For Part 2, turn in any written preparation you do, including specific descriptions of how you designed for the considerations above. You can design a format for writing your lesson plan that works for you. I will offer some possibilities for you to experiment with as well. What you consciously prepare, and the form in which you set up your plan can make a big difference to your ability to navigate the lesson.
Your written work for Part 2 is due no later than Thursday, November 13, in class.
Part 3--Teach your lesson and analyze how it goes.
Document what happened and gather artifacts or records of the experience, such as videotape, audiotape, written reflections, students’ work, and other people’s observations. Use these records, to write a description of what happened and to reflect on three crucial features of the experience: the mathematics, the students, and the teacher (yourself). The following questions are to help probe your thinking and assist you in your reflection; you do not need to answer each question individually:
Mathematics: What mathematical ideas came up as students worked during this lesson? Did anything surprise you? What aspects of the work seemed to cause students some difficulty? What new ideas did children seem to get from the lesson, and what is your evidence?
Students: What surprised you about students’ responses or participation? Who participated, and in what ways? Did you notice any patterns in who participated, who seemed interested, who was successful with this lesson? What do you think might explain this?

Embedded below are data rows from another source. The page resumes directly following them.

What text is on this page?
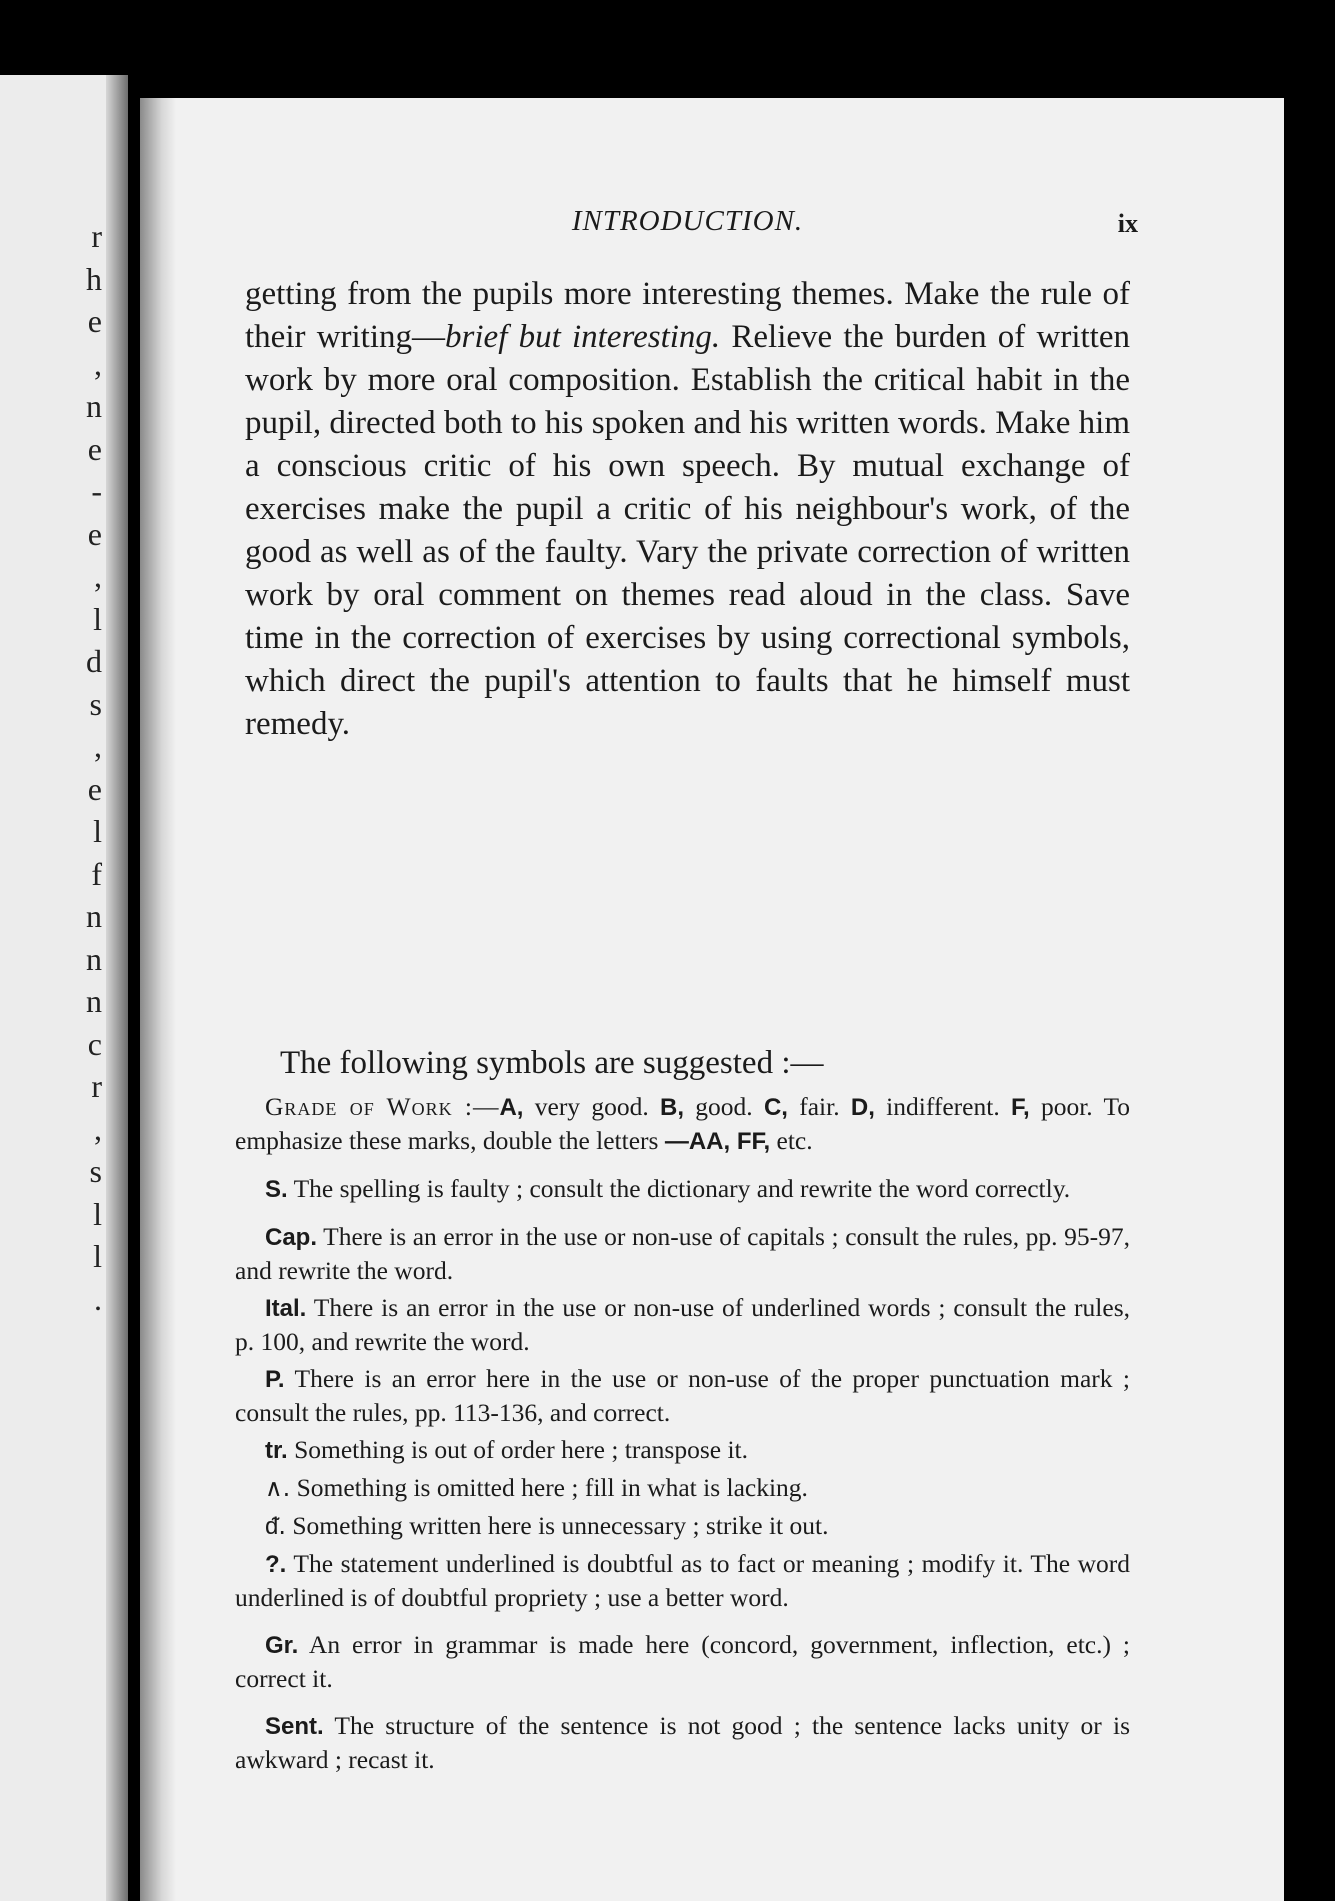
r
h
e
,
n
e
-
e
,
l
d
s
,
e
l
f
n
n
n
c
r
,
s
l
l
.
INTRODUCTION.	ix
getting from the pupils more interesting themes. Make the rule of their writing—brief but interesting. Relieve the burden of written work by more oral composition. Establish the critical habit in the pupil, directed both to his spoken and his written words. Make him a conscious critic of his own speech. By mutual exchange of exercises make the pupil a critic of his neighbour's work, of the good as well as of the faulty. Vary the private correction of written work by oral comment on themes read aloud in the class. Save time in the correction of exercises by using correctional symbols, which direct the pupil's attention to faults that he himself must remedy.
The following symbols are suggested :—

Grade of Work :—A, very good. B, good. C, fair. D, indifferent. F, poor. To emphasize these marks, double the letters —AA, FF, etc.

S. The spelling is faulty ; consult the dictionary and rewrite the word correctly.

Cap. There is an error in the use or non-use of capitals ; consult the rules, pp. 95-97, and rewrite the word.

Ital. There is an error in the use or non-use of underlined words ; consult the rules, p. 100, and rewrite the word.

P. There is an error here in the use or non-use of the proper punctuation mark ; consult the rules, pp. 113-136, and correct.

tr. Something is out of order here ; transpose it.

∧. Something is omitted here ; fill in what is lacking.

ᵭ. Something written here is unnecessary ; strike it out.

?. The statement underlined is doubtful as to fact or meaning ; modify it. The word underlined is of doubtful propriety ; use a better word.

Gr. An error in grammar is made here (concord, government, inflection, etc.) ; correct it.

Sent. The structure of the sentence is not good ; the sentence lacks unity or is awkward ; recast it.
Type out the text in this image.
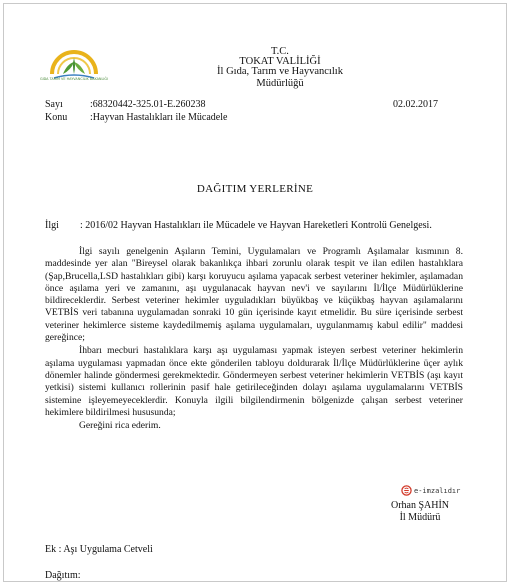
GIDA TARIM VE HAYVANCILIK BAKANLIĞI
T.C.
TOKAT VALİLİĞİ
İl Gıda, Tarım ve Hayvancılık Müdürlüğü
Sayı	:68320442-325.01-E.260238	02.02.2017
Konu :Hayvan Hastalıkları ile Mücadele
DAĞITIM YERLERİNE
İlgi : 2016/02 Hayvan Hastalıkları ile Mücadele ve Hayvan Hareketleri Kontrolü Genelgesi.

İlgi sayılı genelgenin Aşıların Temini, Uygulamaları ve Programlı Aşılamalar kısmının 8. maddesinde yer alan "Bireysel olarak bakanlıkça ihbari zorunlu olarak tespit ve ilan edilen hastalıklara (Şap,Brucella,LSD hastalıkları gibi) karşı koruyucu aşılama yapacak serbest veteriner hekimler, aşılamadan önce aşılama yeri ve zamanını, aşı uygulanacak hayvan nev'i ve sayılarını İl/İlçe Müdürlüklerine bildireceklerdir. Serbest veteriner hekimler uyguladıkları büyükbaş ve küçükbaş hayvan aşılamalarını VETBİS veri tabanına uygulamadan sonraki 10 gün içerisinde kayıt etmelidir. Bu süre içerisinde serbest veteriner hekimlerce sisteme kaydedilmemiş aşılama uygulamaları, uygulanmamış kabul edilir" maddesi gereğince;

İhbarı mecburi hastalıklara karşı aşı uygulaması yapmak isteyen serbest veteriner hekimlerin aşılama uygulaması yapmadan önce ekte gönderilen tabloyu doldurarak İl/İlçe Müdürlüklerine üçer aylık dönemler halinde göndermesi gerekmektedir. Göndermeyen serbest veteriner hekimlerin VETBİS (aşı kayıt yetkisi) sistemi kullanıcı rollerinin pasif hale getirileceğinden dolayı aşılama uygulamalarını VETBİS sistemine işleyemeyeceklerdir. Konuyla ilgili bilgilendirmenin bölgenizde çalışan serbest veteriner hekimlere bildirilmesi hususunda;

Gereğini rica ederim.
e-imzalıdır
Orhan ŞAHİN
İl Müdürü
Ek : Aşı Uygulama Cetveli
Dağıtım:
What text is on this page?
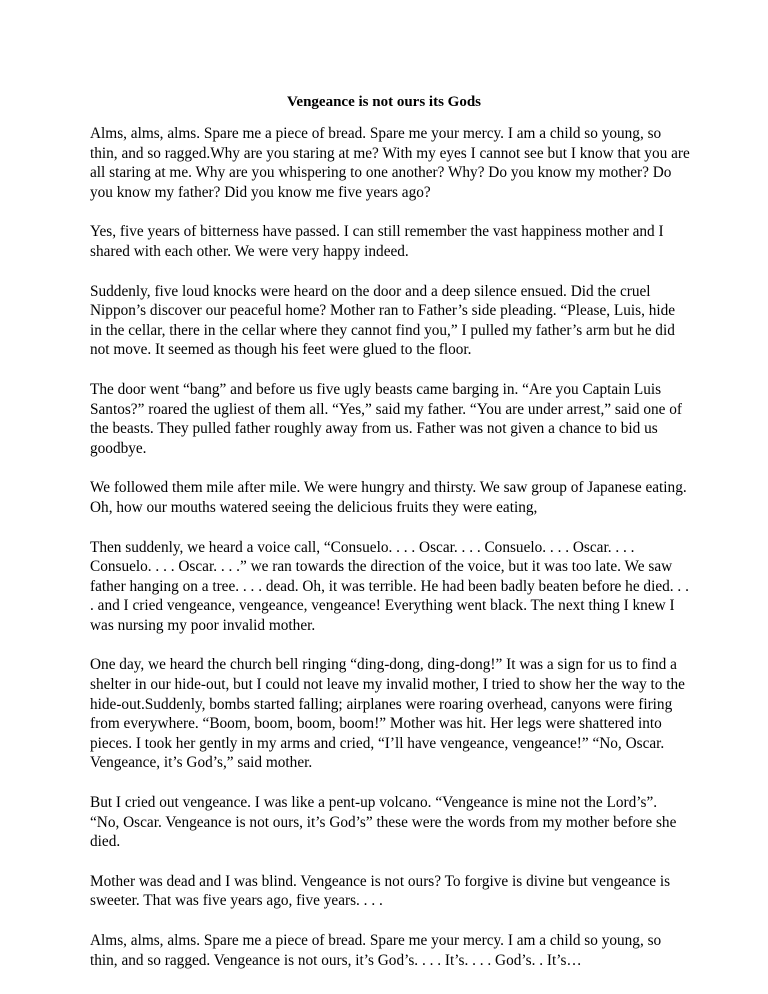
Vengeance is not ours its Gods

Alms, alms, alms. Spare me a piece of bread. Spare me your mercy. I am a child so young, so thin, and so ragged.Why are you staring at me? With my eyes I cannot see but I know that you are all staring at me. Why are you whispering to one another? Why? Do you know my mother? Do you know my father? Did you know me five years ago?

Yes, five years of bitterness have passed. I can still remember the vast happiness mother and I shared with each other. We were very happy indeed.

Suddenly, five loud knocks were heard on the door and a deep silence ensued. Did the cruel Nippon’s discover our peaceful home? Mother ran to Father’s side pleading. “Please, Luis, hide in the cellar, there in the cellar where they cannot find you,” I pulled my father’s arm but he did not move. It seemed as though his feet were glued to the floor.

The door went “bang” and before us five ugly beasts came barging in. “Are you Captain Luis Santos?” roared the ugliest of them all. “Yes,” said my father. “You are under arrest,” said one of the beasts. They pulled father roughly away from us. Father was not given a chance to bid us goodbye.

We followed them mile after mile. We were hungry and thirsty. We saw group of Japanese eating. Oh, how our mouths watered seeing the delicious fruits they were eating,

Then suddenly, we heard a voice call, “Consuelo. . . . Oscar. . . . Consuelo. . . . Oscar. . . . Consuelo. . . . Oscar. . . .” we ran towards the direction of the voice, but it was too late. We saw father hanging on a tree. . . . dead. Oh, it was terrible. He had been badly beaten before he died. . . . and I cried vengeance, vengeance, vengeance! Everything went black. The next thing I knew I was nursing my poor invalid mother.

One day, we heard the church bell ringing “ding-dong, ding-dong!” It was a sign for us to find a shelter in our hide-out, but I could not leave my invalid mother, I tried to show her the way to the hide-out.Suddenly, bombs started falling; airplanes were roaring overhead, canyons were firing from everywhere. “Boom, boom, boom, boom!” Mother was hit. Her legs were shattered into pieces. I took her gently in my arms and cried, “I’ll have vengeance, vengeance!” “No, Oscar. Vengeance, it’s God’s,” said mother.

But I cried out vengeance. I was like a pent-up volcano. “Vengeance is mine not the Lord’s”. “No, Oscar. Vengeance is not ours, it’s God’s” these were the words from my mother before she died.

Mother was dead and I was blind. Vengeance is not ours? To forgive is divine but vengeance is sweeter. That was five years ago, five years. . . .

Alms, alms, alms. Spare me a piece of bread. Spare me your mercy. I am a child so young, so thin, and so ragged. Vengeance is not ours, it’s God’s. . . . It’s. . . . God’s. . It’s…
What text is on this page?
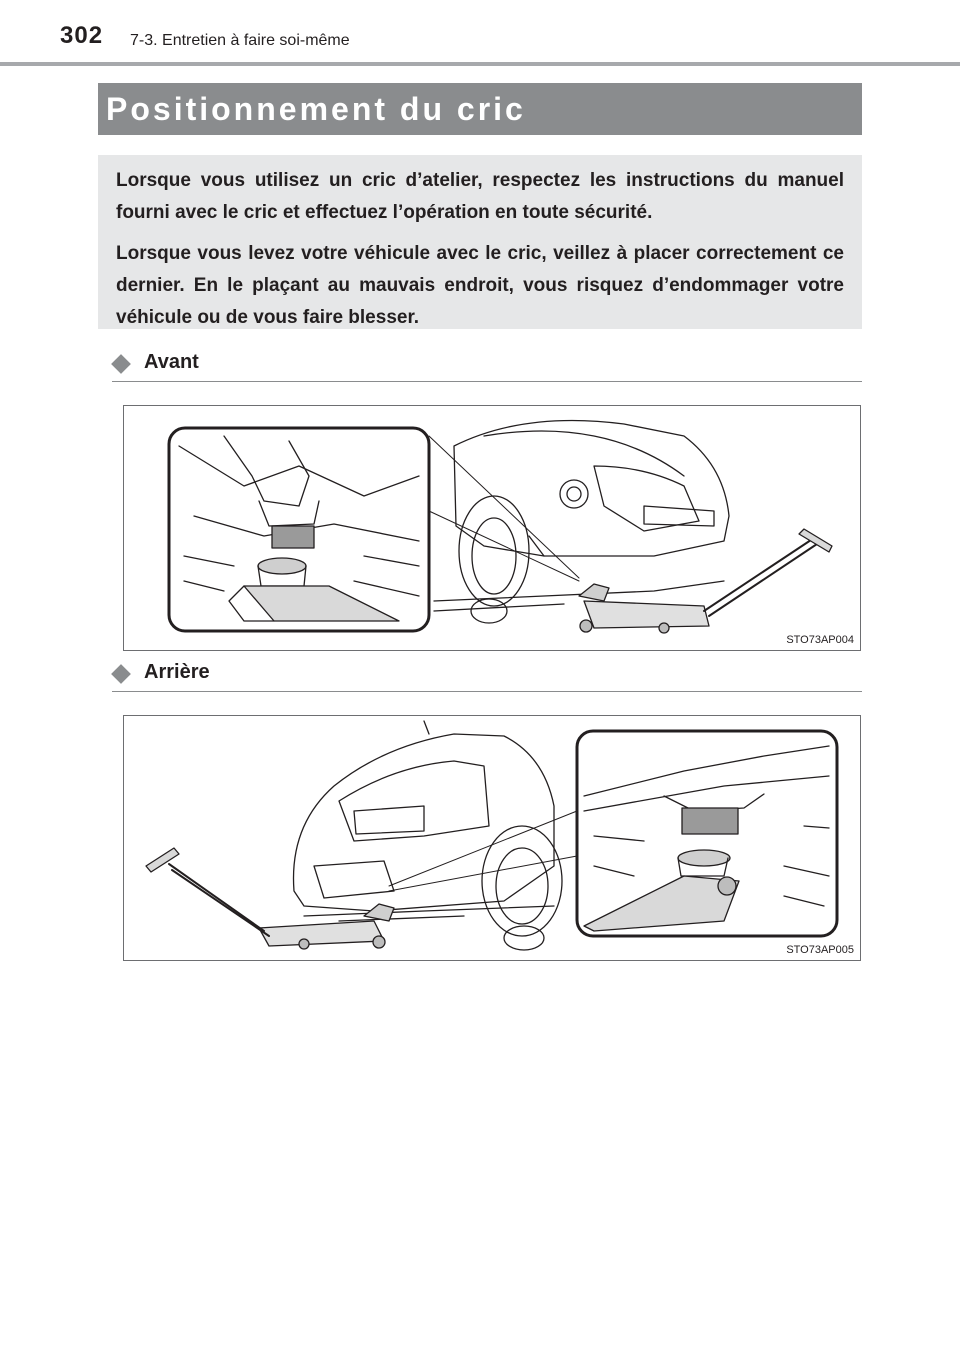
302 7-3. Entretien à faire soi-même
Positionnement du cric

Lorsque vous utilisez un cric d’atelier, respectez les instructions du manuel fourni avec le cric et effectuez l’opération en toute sécurité.

Lorsque vous levez votre véhicule avec le cric, veillez à placer correctement ce dernier. En le plaçant au mauvais endroit, vous risquez d’endommager votre véhicule ou de vous faire blesser.

Avant
STO73AP004
Arrière
STO73AP005
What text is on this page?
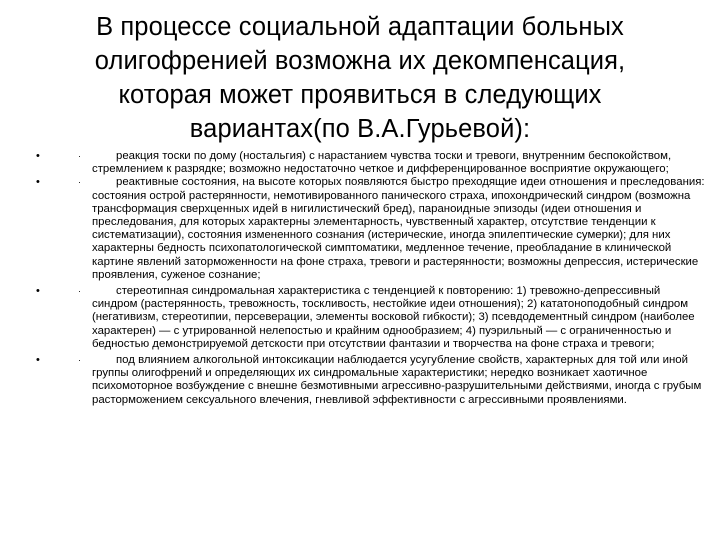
В процессе социальной адаптации больных олигофренией возможна их декомпенсация, которая может проявиться в следующих вариантах(по В.А.Гурьевой):
•	·	реакция тоски по дому (ностальгия) с нарастанием чувства тоски и тревоги, внутренним беспокойством, стремлением к разрядке; возможно недостаточно четкое и дифференцированное восприятие окружающего;
•	·	реактивные состояния, на высоте которых появляются быстро преходящие идеи отношения и преследования: состояния острой растерянности, немотивированного панического страха, ипохондрический синдром (возможна трансформация сверхценных идей в нигилистический бред), параноидные эпизоды (идеи отношения и преследования, для которых характерны элементарность, чувственный характер, отсутствие тенденции к систематизации), состояния измененного сознания (истерические, иногда эпилептические сумерки); для них характерны бедность психопатологической симптоматики, медленное течение, преобладание в клинической картине явлений заторможенности на фоне страха, тревоги и растерянности; возможны депрессия, истерические проявления, суженое сознание;
•	·	стереотипная синдромальная характеристика с тенденцией к повторению: 1) тревожно-депрессивный синдром (растерянность, тревожность, тоскливость, нестойкие идеи отношения); 2) кататоноподобный синдром (негативизм, стереотипии, персеверации, элементы восковой гибкости); 3) псевдодементный синдром (наиболее характерен) — с утрированной нелепостью и крайним однообразием; 4) пуэрильный — с ограниченностью и бедностью демонстрируемой детскости при отсутствии фантазии и творчества на фоне страха и тревоги;
•	·	под влиянием алкогольной интоксикации наблюдается усугубление свойств, характерных для той или иной группы олигофрений и определяющих их синдромальные характеристики; нередко возникает хаотичное психомоторное возбуждение с внешне безмотивными агрессивно-разрушительными действиями, иногда с грубым расторможением сексуального влечения, гневливой эффективности с агрессивными проявлениями.
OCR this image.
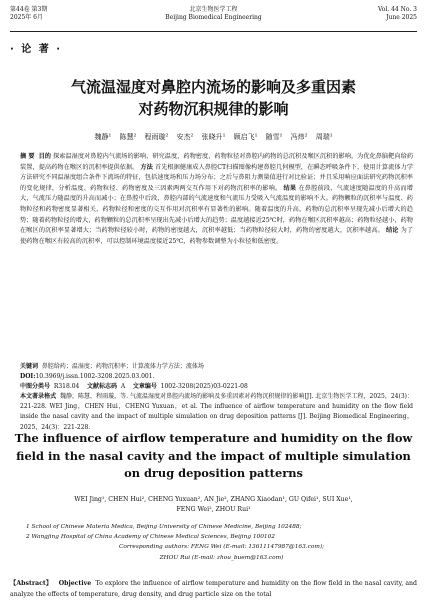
第44卷 第3期
2025年 6月
北京生物医学工程
Beijing Biomedical Engineering
Vol. 44 No. 3
June 2025
· 论 著 ·
气流温湿度对鼻腔内流场的影响及多重因素
对药物沉积规律的影响
魏静¹ 陈慧² 程雨璇² 安杰² 张晓升¹ 顾启飞¹ 随雪¹ 冯炜² 周瑞¹
摘 要 目的 探索温湿度对鼻腔内气流场的影响，研究温度、药物密度、药物粒径对鼻腔内药物的总沉积及喉区沉积的影响，为优化鼻脑靶向给药装置，提高药物在喉区的沉积率提供依据。 方法 首先根据健康成人鼻腔CT扫描图像构建鼻腔几何模型，在瞬态呼吸条件下，使用计算流体力学方法研究不同温湿度组合条件下流场的特征，包括速度场和压力场分布；之后与鼻阻力测量值进行对比验证；并且采用响应面法研究药物沉积率的变化规律，分析温度、药物粒径、药物密度及三因素两两交互作用下对药物沉积率的影响。 结果 在鼻腔前段，气流速度随温度的升高而增大，气流压力随温度的升高而减小；在鼻腔中后段，鼻腔内部的气流速度和气流压力受吸入气流温度的影响不大。药物颗粒的沉积率与温度、药物粒径和药物密度显著相关，药物粒径和密度的交互作用对沉积率有显著性的影响。随着温度的升高，药物的总沉积率呈现先减小后增大的趋势；随着药物粒径的增大，药物颗粒的总沉积率呈现出先减小后增大的趋势；温度越接近25℃时，药物在喉区沉积率越高；药物粒径越小，药物在喉区的沉积率显著增大；当药物粒径较小时，药物的密度越大，沉积率越低；当药物粒径较大时，药物的密度越大，沉积率越高。 结论 为了使药物在喉区有较高的沉积率，可以控制环境温度接近25℃，药物参数调整为小粒径和低密度。
关键词 鼻腔给药；温湿度；药物沉积率；计算流体力学方法；流体场
DOI:10.3969/j.issn.1002-3208.2025.03.001.
中图分类号 R318.04 文献标志码 A 文章编号 1002-3208(2025)03-0221-08
本文著录格式 魏静，陈慧，程雨璇，等. 气流温湿度对鼻腔内流场的影响及多重因素对药物沉积规律的影响[J]. 北京生物医学工程，2025，24(3)：221-228. WEI Jing，CHEN Hui，CHENG Yuxuan，et al. The influence of airflow temperature and humidity on the flow field inside the nasal cavity and the impact of multiple simulation on drug deposition patterns [J]. Beijing Biomedical Engineering，2025，24(3)：221-228.
The influence of airflow temperature and humidity on the flow
field in the nasal cavity and the impact of multiple simulation
on drug deposition patterns
WEI Jing¹, CHEN Hui², CHENG Yuxuan², AN Jie², ZHANG Xiaodan¹, GU Qifei¹, SUI Xue¹,
FENG Wei², ZHOU Rui¹
1 School of Chinese Materia Medica, Beijing University of Chinese Medicine, Beijing 102488;
2 Wangjing Hospital of China Academy of Chinese Medical Sciences, Beijing 100102
Corresponding authors: FENG Wei (E-mail: 13611147987@163.com);
ZHOU Rui (E-mail: zhou_buem@163.com)
【Abstract】 Objective To explore the influence of airflow temperature and humidity on the flow field in the nasal cavity, and analyze the effects of temperature, drug density, and drug particle size on the total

Were there other equity issues that arose?
Sample a few different students’ work to show what the students were doing. Be sure to look at evidence of students’ mathematical thinking as represented by their work.
The teacher: What did you do well? Why? What was harder to do? Why?
How well did you do in using the task to make it a constructive opportunity for students to learn mathematics? How well were you able to anticipate how students would respond to the task? How did you feel about trying to probe students' thinking? What was the most challenging aspect of the lesson for you? What were the other on-the-job demands of the situation? Did anything feel easy?
Your write-up for Part 3 should include the following three sections:
1)Description of what happened: What did you and the students actually end up doing (talking about, working on, discussing, getting stuck on)? Try to make your description vivid, and if possible, include excerpts from the talk.
2)Reflection on the mathematics, the students, and the teacher (yourself).
3)Overall comments: What went well, and why? What did not work out so well and why? What progress did you make toward your own learning goal? Based on this experience, what goals do you have for your next experience teaching mathematics this year?
Your write-up for Part 3 is due by: Wednesday, November 26, at 3 p.m.
Ball/Bass/Gilbert/Oonk/Siedel/SleepPage 1 of 3
[1] If you cannot do a lesson that involves some aspect of these ideas, please confer with me about your topic choice. Your cooperating teacher should be comfortable with what you intend to teach and it should be practically related to something that makes sense to be working on with your students now, whether precisely following on what they are doing at this moment or not.